I like to give my tables an 'id' field which serves as each row's unique identifier/primary key (no other foreign keys or indexes).

My question is, whats the best way for obtaining that row's 'id' field after adding the item with auto-increment (meaning I don't specify the new row's id when adding the row)?

I could try and search for that row via other columns right after I add it, but that won't always give me the row that was just added because two or more rows could have that same data.

I could also try and figure out the new row's id field before adding the item, but that's not perfect either if I have a large number of users adding data to the database as the 'same' time.

calebb · Jun 12, 2011

defenseman said:
I like to give my tables an 'id' field which serves as each row's unique identifier/primary key (no other foreign keys or indexes).

My question is, whats the best way for obtaining that row's 'id' field after adding the item with auto-increment (meaning I don't specify the new row's id when adding the row)?

I could try and search for that row via other columns right after I add it, but that won't always give me the row that was just added because two or more rows could have that same data.

I could also try and figure out the new row's id field before adding the item, but that's not perfect either if I have a large number of users adding data to the database as the 'same' time.

SELECT @@identity

Now... your modus operandi is not ideal in very many circumstances.

I'm sure you're familiar with the clustered index; This represents the physical order of the data on your disk. {insert 3 pages of discussion on the ramifications of sequentially ordered data, RAID controllers and disk cache}.

Let's talk about your other indexes. Let's say you have an Employee table with a nonclustered index on LastName. Your nonclustered index actually contains your clustering key as well. Would you want your LastName indexes to be filled with an autoincrement id (that probably isn't relevant to anything other than that table itself) or maybe something like EmployeeID?

To put this to the test, let's imagine you are looking for all Employees with a last name like 'B%' and you want all their corresponding addresses.
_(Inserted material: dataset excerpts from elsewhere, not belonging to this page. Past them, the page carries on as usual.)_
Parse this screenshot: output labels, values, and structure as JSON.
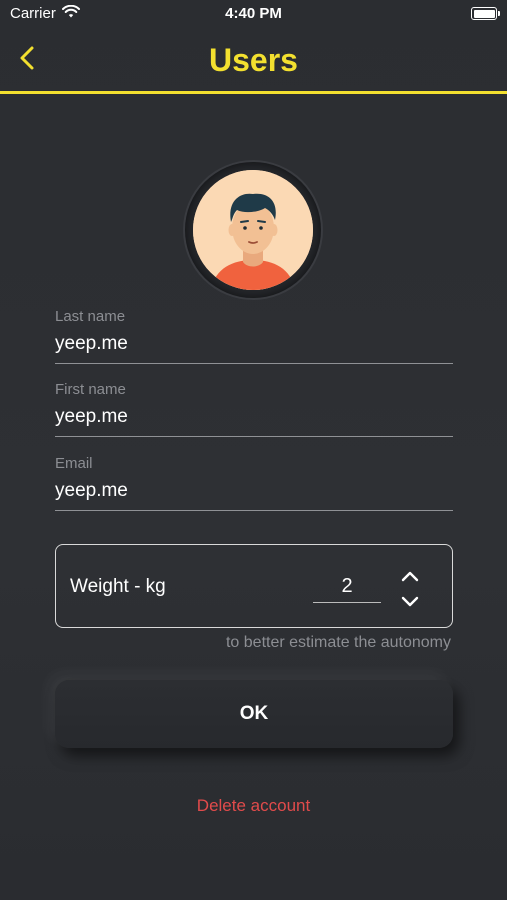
{
  "status_bar": {
    "carrier": "Carrier",
    "time": "4:40 PM"
  },
  "header": {
    "title": "Users"
  },
  "profile": {
    "avatar_icon": "avatar-icon",
    "fields": [
      {
        "label": "Last name",
        "value": "yeep.me"
      },
      {
        "label": "First name",
        "value": "yeep.me"
      },
      {
        "label": "Email",
        "value": "yeep.me"
      }
    ]
  },
  "weight": {
    "label": "Weight - kg",
    "value": "2",
    "hint": "to better estimate the autonomy"
  },
  "actions": {
    "ok_label": "OK",
    "delete_label": "Delete account"
  },
  "colors": {
    "accent": "#f3e02f",
    "danger": "#e14b4b",
    "background": "#2c2e32"
  }
}
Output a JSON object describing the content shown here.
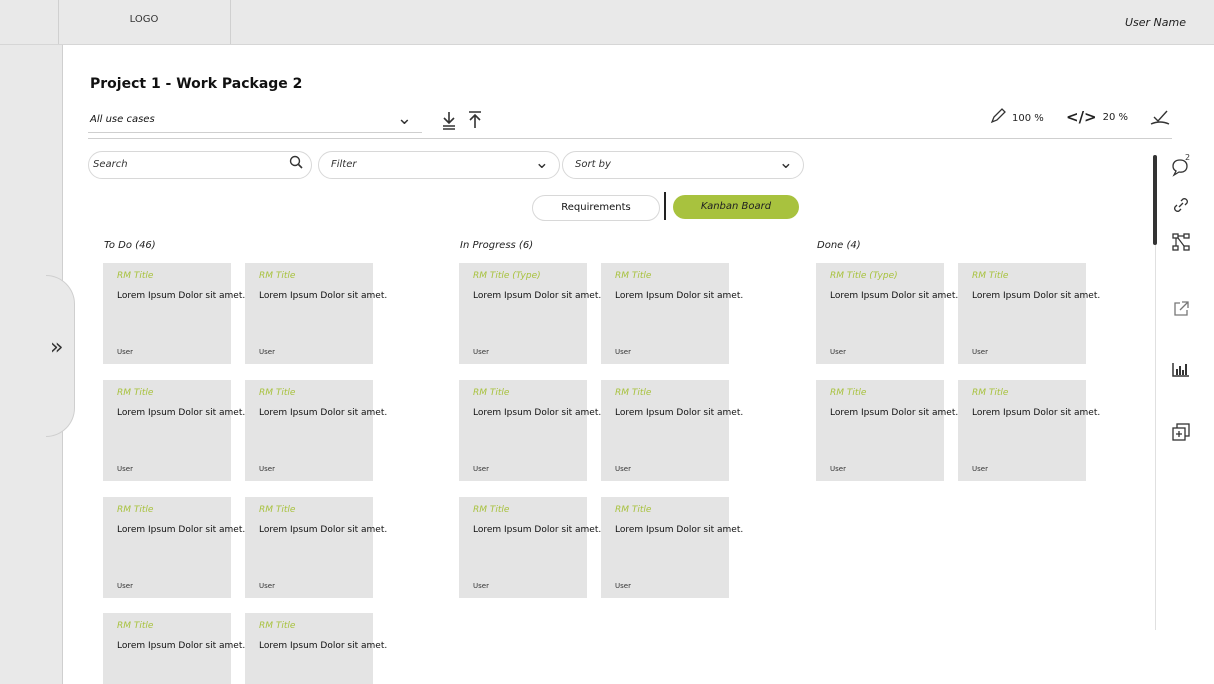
{
  "header": {
    "logo": "LOGO",
    "user_name": "User Name"
  },
  "project": {
    "title": "Project 1 - Work Package 2"
  },
  "toolbar": {
    "use_case_select": "All use cases",
    "progress_edit": "100 %",
    "progress_code": "20 %"
  },
  "filters": {
    "search_placeholder": "Search",
    "filter_placeholder": "Filter",
    "sort_placeholder": "Sort by"
  },
  "view_toggle": {
    "requirements": "Requirements",
    "kanban": "Kanban Board",
    "active": "Kanban Board"
  },
  "colors": {
    "accent": "#a8c23e",
    "card_bg": "#e4e4e4",
    "chrome_bg": "#e9e9e9"
  },
  "board": {
    "columns": [
      {
        "title": "To Do (46)",
        "cards": [
          {
            "title": "RM Title",
            "desc": "Lorem Ipsum Dolor sit amet.",
            "user": "User"
          },
          {
            "title": "RM Title",
            "desc": "Lorem Ipsum Dolor sit amet.",
            "user": "User"
          },
          {
            "title": "RM Title",
            "desc": "Lorem Ipsum Dolor sit amet.",
            "user": "User"
          },
          {
            "title": "RM Title",
            "desc": "Lorem Ipsum Dolor sit amet.",
            "user": "User"
          },
          {
            "title": "RM Title",
            "desc": "Lorem Ipsum Dolor sit amet.",
            "user": "User"
          },
          {
            "title": "RM Title",
            "desc": "Lorem Ipsum Dolor sit amet.",
            "user": "User"
          },
          {
            "title": "RM Title",
            "desc": "Lorem Ipsum Dolor sit amet.",
            "user": ""
          },
          {
            "title": "RM Title",
            "desc": "Lorem Ipsum Dolor sit amet.",
            "user": ""
          }
        ]
      },
      {
        "title": "In Progress (6)",
        "cards": [
          {
            "title": "RM Title (Type)",
            "desc": "Lorem Ipsum Dolor sit amet.",
            "user": "User"
          },
          {
            "title": "RM Title",
            "desc": "Lorem Ipsum Dolor sit amet.",
            "user": "User"
          },
          {
            "title": "RM Title",
            "desc": "Lorem Ipsum Dolor sit amet.",
            "user": "User"
          },
          {
            "title": "RM Title",
            "desc": "Lorem Ipsum Dolor sit amet.",
            "user": "User"
          },
          {
            "title": "RM Title",
            "desc": "Lorem Ipsum Dolor sit amet.",
            "user": "User"
          },
          {
            "title": "RM Title",
            "desc": "Lorem Ipsum Dolor sit amet.",
            "user": "User"
          }
        ]
      },
      {
        "title": "Done (4)",
        "cards": [
          {
            "title": "RM Title (Type)",
            "desc": "Lorem Ipsum Dolor sit amet.",
            "user": "User"
          },
          {
            "title": "RM Title",
            "desc": "Lorem Ipsum Dolor sit amet.",
            "user": "User"
          },
          {
            "title": "RM Title",
            "desc": "Lorem Ipsum Dolor sit amet.",
            "user": "User"
          },
          {
            "title": "RM Title",
            "desc": "Lorem Ipsum Dolor sit amet.",
            "user": "User"
          }
        ]
      }
    ]
  },
  "rail": {
    "comment_badge": "2",
    "icons": [
      "comment-icon",
      "link-icon",
      "hierarchy-icon",
      "external-link-icon",
      "bar-chart-icon",
      "add-layer-icon"
    ]
  }
}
You might write a query like

SELECT Employee.LastName, Address.Address1
FROM Employee E
INNER JOIN Address A ON E.EmployeeID = A.EmployeeID
WHERE E.LastName like 'B%'

First let's consider what happens if you used an autoincrement id:
1. Seek on the LastName index to the "B" section.
1b. Start reading data; The index contains LastName and your clustered index, id.
1c. Seek on the clustered index to find the location of the rest of data in this record
2. (depending on join algorithm) probe the Address table for the EmployeeID for the first result
2a. If you have an EmployeeID index, this might or might not be used (depending on the cardinality of the Address table)
2b. The EmployeeID index (if it is just on EmployeeID) will have the Address "id" reference in it's leaf node.
2c. Seek on the clustered index to find the rest of the data in this record (LastName)
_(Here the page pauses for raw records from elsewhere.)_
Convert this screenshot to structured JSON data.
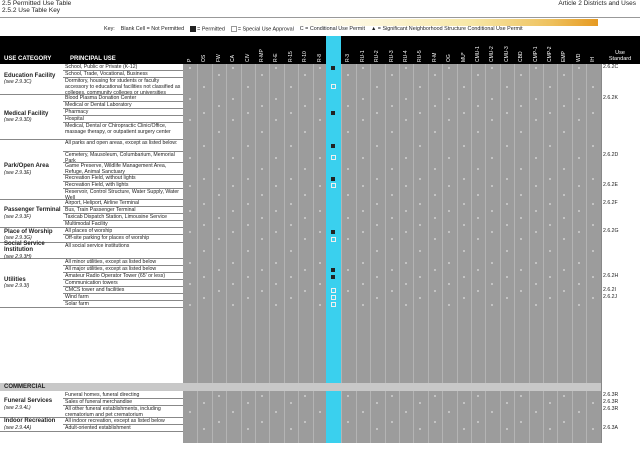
{
  "header": {
    "left_line1": "2.5 Permitted Use Table",
    "left_line2": "2.5.2 Use Table Key",
    "right": "Article 2 Districts and Uses"
  },
  "key": {
    "label": "Key:",
    "blank": "Blank Cell = Not Permitted",
    "permitted": "= Permitted",
    "special": "= Special Use Approval",
    "conditional": "C = Conditional Use Permit",
    "significant": "= Significant Neighborhood Structure Conditional Use Permit"
  },
  "table": {
    "col_use_category": "USE CATEGORY",
    "col_principal_use": "PRINCIPAL USE",
    "col_use_standard": "Use Standard",
    "zones": [
      "P",
      "OS",
      "FW",
      "CA",
      "CIV",
      "R-MP",
      "R-E",
      "R-15",
      "R-10",
      "R-8",
      "R-6",
      "R-3",
      "RU-1",
      "RU-2",
      "RU-3",
      "RU-4",
      "RU-5",
      "R-M",
      "OG",
      "MU*",
      "CMU-1",
      "CMU-2",
      "CMU-3",
      "CBD",
      "CMP-1",
      "CMP-2",
      "EMP",
      "WD",
      "IH"
    ],
    "highlight_zone": "R-6",
    "categories": [
      {
        "name": "Education Facility",
        "ref": "(see 2.9.3C)"
      },
      {
        "name": "Medical Facility",
        "ref": "(see 2.9.3D)"
      },
      {
        "name": "Park/Open Area",
        "ref": "(see 2.9.3E)"
      },
      {
        "name": "Passenger Terminal",
        "ref": "(see 2.9.3F)"
      },
      {
        "name": "Place of Worship",
        "ref": "(see 2.9.3G)"
      },
      {
        "name": "Social Service Institution",
        "ref": "(see 2.9.3H)"
      },
      {
        "name": "Utilities",
        "ref": "(see 2.9.3I)"
      },
      {
        "name": "Funeral Services",
        "ref": "(see 2.9.4L)"
      },
      {
        "name": "Indoor Recreation",
        "ref": "(see 2.9.4A)"
      }
    ],
    "section_commercial": "COMMERCIAL",
    "rows": [
      {
        "use": "School, Public or Private (K-12)",
        "std": "2.6.2C"
      },
      {
        "use": "School, Trade, Vocational, Business",
        "std": ""
      },
      {
        "use": "Dormitory, housing for students or faculty accessory to educational facilities not classified as colleges, community colleges or universities",
        "std": ""
      },
      {
        "use": "Blood Plasma Donation Center",
        "std": "2.6.2K"
      },
      {
        "use": "Medical or Dental Laboratory",
        "std": ""
      },
      {
        "use": "Pharmacy",
        "std": ""
      },
      {
        "use": "Hospital",
        "std": ""
      },
      {
        "use": "Medical, Dental or Chiropractic Clinic/Office, massage therapy, or outpatient surgery center",
        "std": ""
      },
      {
        "use": "All parks and open areas, except as listed below:",
        "std": ""
      },
      {
        "use": "Cemetery, Mausoleum, Columbarium, Memorial Park",
        "std": "2.6.2D"
      },
      {
        "use": "Game Preserve, Wildlife Management Area, Refuge, Animal Sanctuary",
        "std": ""
      },
      {
        "use": "Recreation Field, without lights",
        "std": ""
      },
      {
        "use": "Recreation Field, with lights",
        "std": "2.6.2E"
      },
      {
        "use": "Reservoir, Control Structure, Water Supply, Water Well",
        "std": ""
      },
      {
        "use": "Airport, Heliport, Airline Terminal",
        "std": "2.6.2F"
      },
      {
        "use": "Bus, Train Passenger Terminal",
        "std": ""
      },
      {
        "use": "Taxicab Dispatch Station, Limousine Service",
        "std": ""
      },
      {
        "use": "Multimodal Facility",
        "std": ""
      },
      {
        "use": "All places of worship",
        "std": "2.6.2G"
      },
      {
        "use": "Off-site parking for places of worship",
        "std": ""
      },
      {
        "use": "All social service institutions",
        "std": ""
      },
      {
        "use": "All minor utilities, except as listed below",
        "std": ""
      },
      {
        "use": "All major utilities, except as listed below",
        "std": ""
      },
      {
        "use": "Amateur Radio Operator Tower (65' or less)",
        "std": "2.6.2H"
      },
      {
        "use": "Communication towers",
        "std": ""
      },
      {
        "use": "CMCS tower and facilities",
        "std": "2.6.2I"
      },
      {
        "use": "Wind farm",
        "std": "2.6.2J"
      },
      {
        "use": "Solar farm",
        "std": ""
      },
      {
        "use": "Funeral homes, funeral directing",
        "std": "2.6.3R"
      },
      {
        "use": "Sales of funeral merchandise",
        "std": "2.6.3R"
      },
      {
        "use": "All other funeral establishments, including crematorium and pet crematorium",
        "std": "2.6.3R"
      },
      {
        "use": "All indoor recreation, except as listed below",
        "std": ""
      },
      {
        "use": "Adult-oriented establishment",
        "std": "2.6.3A"
      }
    ],
    "r6_marks": [
      "P",
      "",
      "C",
      "",
      "",
      "P",
      "",
      "",
      "P",
      "C",
      "",
      "P",
      "C",
      "",
      "",
      "",
      "",
      "",
      "P",
      "C",
      "",
      "",
      "P",
      "P",
      "",
      "C",
      "C",
      "C",
      "",
      "",
      "",
      "",
      ""
    ]
  }
}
Now, contrast that with an EmployeeID clustered index on Employee table and an AddressID index on Address (which is probably an autoincrement as you normally use since an Employee can have multiple addresses).

1. Seek on the LastName index to the "B" section.
1b. Start reading data; The index contains LastName and the clustered index, EmployeeID.
1c. No need to perform a seek on the clustered index - we already have the EmployeeID so we're already ready to jump to the address table!
2. (depending on join algorithm) probe the Address table for the EmployeeID for the first result
2a. If you have an EmployeeID index, this might or might not be used (depending on the cardinality of the Address table)
2b. The EmployeeID index (if it is just on EmployeeID) will have the AddressID "id" reference in it's leaf node.
2c. Seek on the clustered index to find the rest of the data in this record (LastName)
3. Perhaps you want to further improve this? Consider a composite clustered index on EmployeeID, AddressID. Depending on your workload, this could cut out an extra seek when joining on EmployeeID.

As you can see, in many cases it makes sense to use a meaningful column for your PK/clustered index - you can save your db engine a lot of work!

It's VERY easy in SQL Server to see this in action - pretty graphs and all. In SSMS, press ctrl-m prior to executing your query. (Include Actual Execution Plan). In your results window, you'll have boxes representing each operation - seek, scan, join, etc. Hover over the operation and look for data like "number of rows" and "number of time performed."

krogen · Jun 12, 2011

After you insert you could determine the primary key of that said tuple with max, something like:

select max(myPrimaryKeyName) from MyTable where this=that (and so forth)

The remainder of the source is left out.